Hollyhock, Queen Anne’s lace, bee balm and long grasses command the space.
The artwork lifts the gloom from this dark spot on the trail, which heads into a low tunnel.
His project was named “Full Spectrum.”
“I was ‘mostly focused on’ the color – ‘it was so dark under there.’ I was ‘focused on the spectrum,’” said DeMarco, who hauled paints and buckets of water daily from the Slingerlands Fire Department - about a half-mile to the site.
The cement piers are now painted with a bright base of red, orange, yellow, blue, indigo and violet - their transformation starting with splattered paint.
“We used water gun shooters,” he said, laughing. “It’s ‘not like working in your studio.’”
“We” included: his wife, Nyack Teachers Association Special Education Teacher Tricia Crafts; their son, Caden; Pearl River Teachers Association Member and Art Teacher Andrea della Cava; along with volunteers from the Hudson Mohawk Land Conservancy, students, and random walkers on the trail who helped paint the base colors.
The organizers of the project wanted community involvement.
DeMarco, who is a “very big fan” of abstract expressionists Marc Rothko and Gerhard Richter, said he used a combination of exterior paint and acrylic paint for the project.

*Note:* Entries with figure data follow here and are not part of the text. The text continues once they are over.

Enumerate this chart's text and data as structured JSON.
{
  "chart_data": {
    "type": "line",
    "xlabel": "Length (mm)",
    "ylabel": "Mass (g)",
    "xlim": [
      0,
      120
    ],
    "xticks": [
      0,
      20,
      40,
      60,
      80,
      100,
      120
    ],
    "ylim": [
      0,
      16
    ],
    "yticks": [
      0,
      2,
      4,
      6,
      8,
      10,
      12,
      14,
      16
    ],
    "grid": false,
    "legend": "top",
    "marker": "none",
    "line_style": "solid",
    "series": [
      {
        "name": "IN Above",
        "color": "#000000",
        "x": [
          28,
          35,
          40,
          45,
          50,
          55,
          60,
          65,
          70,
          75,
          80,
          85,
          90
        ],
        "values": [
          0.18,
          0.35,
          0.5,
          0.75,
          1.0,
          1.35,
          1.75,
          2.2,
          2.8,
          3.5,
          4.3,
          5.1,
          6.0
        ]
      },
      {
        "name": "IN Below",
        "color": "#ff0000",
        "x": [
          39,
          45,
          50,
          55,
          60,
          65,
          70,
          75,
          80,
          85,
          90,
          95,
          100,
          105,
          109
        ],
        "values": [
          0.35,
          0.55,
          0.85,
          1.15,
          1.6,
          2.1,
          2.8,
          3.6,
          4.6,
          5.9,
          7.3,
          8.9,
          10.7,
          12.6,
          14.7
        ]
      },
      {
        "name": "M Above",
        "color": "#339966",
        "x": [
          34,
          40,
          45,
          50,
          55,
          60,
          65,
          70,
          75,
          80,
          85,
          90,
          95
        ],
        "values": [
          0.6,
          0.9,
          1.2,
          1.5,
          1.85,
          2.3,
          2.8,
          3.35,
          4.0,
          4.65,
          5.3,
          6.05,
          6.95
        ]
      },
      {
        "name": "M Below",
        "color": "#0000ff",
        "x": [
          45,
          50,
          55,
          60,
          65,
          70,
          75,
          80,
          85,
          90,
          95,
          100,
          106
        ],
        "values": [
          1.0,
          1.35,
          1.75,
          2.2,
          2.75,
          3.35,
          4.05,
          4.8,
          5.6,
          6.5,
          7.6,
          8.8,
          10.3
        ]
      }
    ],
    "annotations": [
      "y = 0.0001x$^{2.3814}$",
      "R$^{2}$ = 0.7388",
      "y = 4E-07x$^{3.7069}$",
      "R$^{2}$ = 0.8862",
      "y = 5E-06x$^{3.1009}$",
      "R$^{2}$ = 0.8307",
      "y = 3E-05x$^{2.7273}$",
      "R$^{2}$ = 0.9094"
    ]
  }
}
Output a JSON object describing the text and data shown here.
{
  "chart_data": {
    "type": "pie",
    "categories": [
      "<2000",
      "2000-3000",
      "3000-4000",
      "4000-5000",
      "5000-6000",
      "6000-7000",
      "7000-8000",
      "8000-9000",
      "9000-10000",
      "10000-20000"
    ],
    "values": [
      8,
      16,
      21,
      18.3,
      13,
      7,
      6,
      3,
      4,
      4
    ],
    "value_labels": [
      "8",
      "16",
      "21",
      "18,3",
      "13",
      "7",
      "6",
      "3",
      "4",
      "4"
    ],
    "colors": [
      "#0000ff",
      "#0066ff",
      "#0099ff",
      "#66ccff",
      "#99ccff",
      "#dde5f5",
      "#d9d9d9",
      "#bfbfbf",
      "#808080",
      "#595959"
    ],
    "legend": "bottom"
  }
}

“I was ‘super excited I was chosen,’” he said. ‘I’m ‘really happy with how it turned out.’ ‘I’ve got such a good response from people while working.’”
He put in 12-hour days to finish all eight piers and his son worked every day with him.
“When the sun was up, we were there,” he said.
DeMarco has had his work exhibited at the New York Hall of Science in New York City this past year. He has also shown his paintings at the Garner Arts Center, the Green Point Gallery in Brooklyn, the Castle Fitz-John Galley in New York City, The Hopper House in Nyack and the Andy Warhol Museum in Pittsburgh.
He is no stranger to large work or public art, either.
He painted two other murals in Lyndonville in Orleans County in Western New York - one as a community anti-industrial wind turbine statement and one painted with a group of people on the subject of driftwood and fishes.